それが他者に、元凶であるルナーラルに向けられなかっただけまだ分別があったようだが、寝た子を起こすに十分だったらしい。
「ああ、クソ、ラシャードめ、余計なことをしくさって」
心底忌々しげに、地獄の底を浚うような声音で男は低く唸りを上げた。
「あのベゼルは知っている。炎虎の族長だ。あの御仁のベゼルなら、確かにまとっていても不審には思われんだろうな」
「まあなにぶん男女問わず好色なお方だし、学問に出資を惜しまないですからねえ」
誰かの手つきであること、それ自体はなんの問題でもない。高位の者が下位の者の身を抱くことは、男同士においては庇護と忠誠を意味する儀式になる。
だがそれが、モモセであれば話は別だ。
西の砂漠の民族であるその男が都を訪れているという話は聞かないので、なんらかの術を使ったのだろうが、それでもそれがモモセの体内から臭うというのははらわたが焼けるほどの不快さがある。
「教師としては当然のことをしたと思うけどね、彼は」
「俺の友人としては最低だ」
「どちらにせよ、またあなたが上書きしちゃったじゃないですか。

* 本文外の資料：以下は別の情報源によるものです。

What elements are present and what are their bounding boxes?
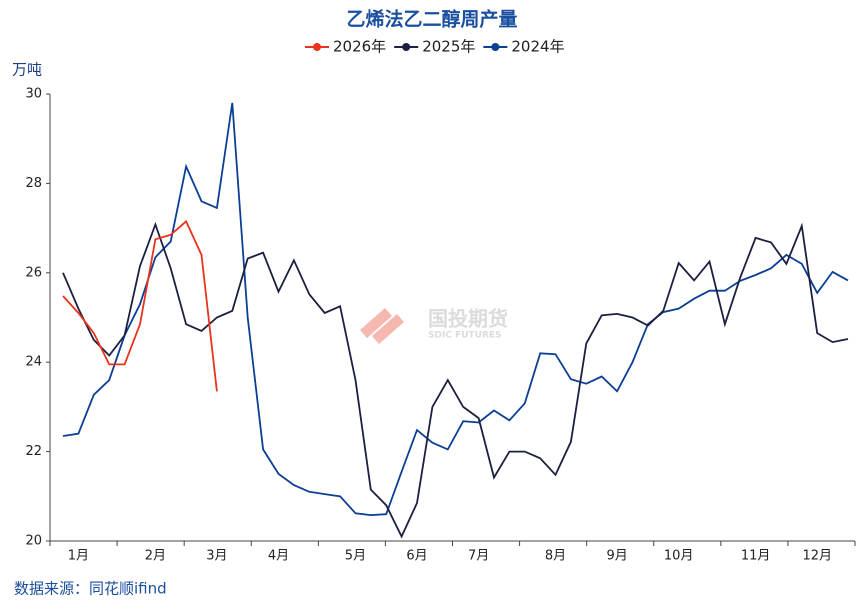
x-tick-label: 11月 <box>741 549 771 564</box>
x-tick-label: 3月 <box>206 549 227 564</box>
y-axis-label: 万吨 <box>12 61 42 79</box>
x-tick-label: 5月 <box>345 549 366 564</box>
x-tick-label: 6月 <box>406 549 427 564</box>
legend-marker <box>313 43 321 51</box>
y-tick-label: 28 <box>25 176 42 191</box>
legend-marker <box>491 43 500 51</box>
x-tick-label: 8月 <box>545 549 566 564</box>
y-tick-label: 20 <box>25 534 42 549</box>
x-tick-label: 4月 <box>268 549 289 564</box>
x-tick-label: 7月 <box>468 549 489 564</box>
y-tick-label: 24 <box>25 355 42 370</box>
x-tick-label: 12月 <box>802 549 832 564</box>
legend-label: 2025年 <box>422 38 475 56</box>
y-tick-label: 30 <box>25 87 42 102</box>
y-tick-label: 22 <box>25 444 42 459</box>
legend: 2026年 2025年 2024年 <box>305 38 565 56</box>
series-line <box>62 221 849 539</box>
source: 数据来源：同花顺ifind <box>14 580 167 598</box>
legend-marker <box>402 43 411 51</box>
x-tick-label: 1月 <box>68 549 89 564</box>
y-tick-label: 26 <box>25 265 42 280</box>
x-tick-label: 9月 <box>606 549 627 564</box>
series-line <box>62 219 218 392</box>
legend-label: 2024年 <box>511 38 564 56</box>
legend-label: 2026年 <box>333 38 386 56</box>
watermark-text: 国投期货 <box>428 307 508 331</box>
watermark-subtext: SDIC FUTURES <box>428 331 502 341</box>
watermark-logo <box>360 308 404 344</box>
x-tick-label: 2月 <box>145 549 166 564</box>
watermark: 国投期货 SDIC FUTURES <box>360 307 508 344</box>
x-tick-label: 10月 <box>664 549 694 564</box>
chart-title: 乙烯法乙二醇周产量 <box>346 8 517 31</box>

いやぁ、そのときのラシャードと言ったら」
「ふん、それくらいせねば溜飲が下がらん」
当然のような顔で言うが、そのせいでどれだけラシャードが頭と胃を痛めることになるか、知っていて無視しているのだろう。
同じ貴族でも王族の持つベゼルを纏っているのと、それ以外とでは大きく意味が異なる。
それを見越してのラシャードの采配であったのに、それらをすべてウルドは見越した上で、無にしたのだった。
「また明日もあの子に会いに行くつもり?」
「当たり前だろう」
ルナーラルは激怒していた三日前のラシャードを、幸の薄そうないとけない少年の、警戒心にまみれた表情を思い出す。
可哀想にと思えども結局彼にできるのは忠告までで、それが王族たる無神経さのあるウルドに通用するのは滅多にないのだ。
彼はウルドの執着をよくよく知っている。
ラシャードもそうであったはずなのだが、やはり常日頃からの関わり出なかった分、その計算結果にいささかの差異が出たらしい。
この狂気じみた男が、寮に逃げ込まれたくらいで諦めるものか。
世界の理すら足蹴にするほど、血筋からしてかの一族は≪神の血統≫に狂っているのだから。